But Community Board 1 and other advocates, weary of waiting, want to make sure those intentions are finally turned into action—and that they have a say in how the city proceeds. Last month the board passed a resolution calling on the DOT to “develop a vision for a Financial District Streetscape that prioritizes pedestrian mobility and safety,” while also considering the needs of others in the area, such as businesses. It also wants the agency to account for $500,000 in discretionary funds that former Councilwoman Margaret Chin appropriated to the agency back in 2017 to begin solving the problem.

A DOT spokesman did not respond to questions from the Trib on the status of the $500,000, nor other questions regarding the agency’s intended short- and long-term goals for its future study. At a June meeting of CB1’s Transportation Committee, Jennifer Leung, a DOT representative who announced the restart of the study, repeatedly said she did not have answers to the substantive questions posed to her about the agency’s plans.

“We are excited to resume our Lower Manhattan Pedestrian Priority Study and look forward to outreach with the community and other stakeholders in the coming month,” DOT spokesman Vin Barone said in a statement to the Trib.

“We really want to see this big and important project get picked up and the city move forward with it,” said Patrick Kennell, a CB1 member and president of the Financial District Neighborhood Association, which has been a leading advocate for streetscape improvements. Along with studying the problem, Kennell said, he wants the DOT to begin trying some “little interventions” soon to test what might work. (The DOT tried a six-hour experiment one Saturday in August, 2016, when it turned a 60-block area of FiDi into shared streets, with a 5 mile-an-hour speed limit for cars.)
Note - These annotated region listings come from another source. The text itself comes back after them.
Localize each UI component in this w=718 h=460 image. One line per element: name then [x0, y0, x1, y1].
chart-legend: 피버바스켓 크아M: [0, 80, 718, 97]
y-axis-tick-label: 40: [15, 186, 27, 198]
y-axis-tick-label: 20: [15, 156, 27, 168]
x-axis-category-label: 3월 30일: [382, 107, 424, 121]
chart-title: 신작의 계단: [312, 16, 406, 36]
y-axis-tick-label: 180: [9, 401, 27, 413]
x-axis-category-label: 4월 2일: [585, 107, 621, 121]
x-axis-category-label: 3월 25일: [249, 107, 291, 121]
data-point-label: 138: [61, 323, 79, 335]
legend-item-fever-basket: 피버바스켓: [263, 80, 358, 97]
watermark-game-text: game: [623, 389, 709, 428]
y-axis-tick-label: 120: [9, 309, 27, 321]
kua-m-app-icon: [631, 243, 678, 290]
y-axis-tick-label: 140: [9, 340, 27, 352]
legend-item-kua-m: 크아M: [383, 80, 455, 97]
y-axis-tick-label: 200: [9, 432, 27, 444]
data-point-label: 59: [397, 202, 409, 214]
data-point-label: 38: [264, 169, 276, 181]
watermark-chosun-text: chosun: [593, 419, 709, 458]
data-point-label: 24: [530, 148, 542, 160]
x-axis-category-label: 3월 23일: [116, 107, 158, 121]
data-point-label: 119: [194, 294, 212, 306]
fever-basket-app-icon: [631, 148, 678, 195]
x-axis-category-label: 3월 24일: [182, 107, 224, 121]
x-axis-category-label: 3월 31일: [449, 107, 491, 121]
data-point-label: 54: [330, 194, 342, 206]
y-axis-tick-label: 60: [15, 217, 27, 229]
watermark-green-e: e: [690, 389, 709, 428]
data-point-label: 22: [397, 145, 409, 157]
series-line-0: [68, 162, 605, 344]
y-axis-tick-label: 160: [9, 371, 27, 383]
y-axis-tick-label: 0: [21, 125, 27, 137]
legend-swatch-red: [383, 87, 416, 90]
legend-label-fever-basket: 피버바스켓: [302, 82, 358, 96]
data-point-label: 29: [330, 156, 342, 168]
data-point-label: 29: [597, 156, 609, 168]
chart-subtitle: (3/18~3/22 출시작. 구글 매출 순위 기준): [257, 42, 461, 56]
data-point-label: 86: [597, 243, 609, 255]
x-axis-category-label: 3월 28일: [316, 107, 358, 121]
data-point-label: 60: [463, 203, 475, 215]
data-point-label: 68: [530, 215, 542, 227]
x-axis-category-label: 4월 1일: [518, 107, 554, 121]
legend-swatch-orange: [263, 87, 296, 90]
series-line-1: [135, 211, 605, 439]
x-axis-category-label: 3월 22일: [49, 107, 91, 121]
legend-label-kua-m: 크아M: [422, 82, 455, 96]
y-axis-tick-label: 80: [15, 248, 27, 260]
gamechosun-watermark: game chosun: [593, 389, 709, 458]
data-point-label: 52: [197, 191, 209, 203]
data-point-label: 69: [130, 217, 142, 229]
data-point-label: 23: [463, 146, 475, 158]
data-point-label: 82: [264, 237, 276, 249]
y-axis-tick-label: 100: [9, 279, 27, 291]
With the Financial District’s residential population growing rapidly, the city began looking at pedestrian mobility in 1997 with its Lower Manhattan Pedestrianization Study. Then, under former Mayor Michael Bloomberg, there was the 2008 “A Street Management Framework for Lower Manhattan.”  In 2015 CB1 supported “Make Way for Lower Manhattan,” a study that considered solutions such as pedestrian-and-vehicle shared streets, and closing some streets to traffic altogether. The next year CB1 compiled its own survey of the area’s piled garbage, sidewalk sheds and other pedestrian obstructions that are a major part of the problem. That was followed, in 2019, with the de Blasio administration’s promise to look at options for creating new pedestrian priority streets and other measures in Lower Manhattan (within a wider geographical area than the Financial District). The DOT says it now plans to begin that study, called the Lower Manhattan Pedestrian Priority Streets Project.

In 2019, Kennell’s group sponsored an updated “Make Way for Lower Manhattan,” a report that called for measures such as freeing up curb space for deliveries and garbage pickup by re-assigning spots for placard parking. It also advocated for a “slow street” plan for curbless, widened sidewalks and narrowed, separately marked travel lanes.

“We have to make sure that pedestrians who aren’t at the same footing as a car and a bike are prioritized, but that it doesn’t exclude all of these other uses that are very necessary to the area,” Kennell said at a meeting last month of CB1’s Transportation Committee. “And that’s the tricky balance.”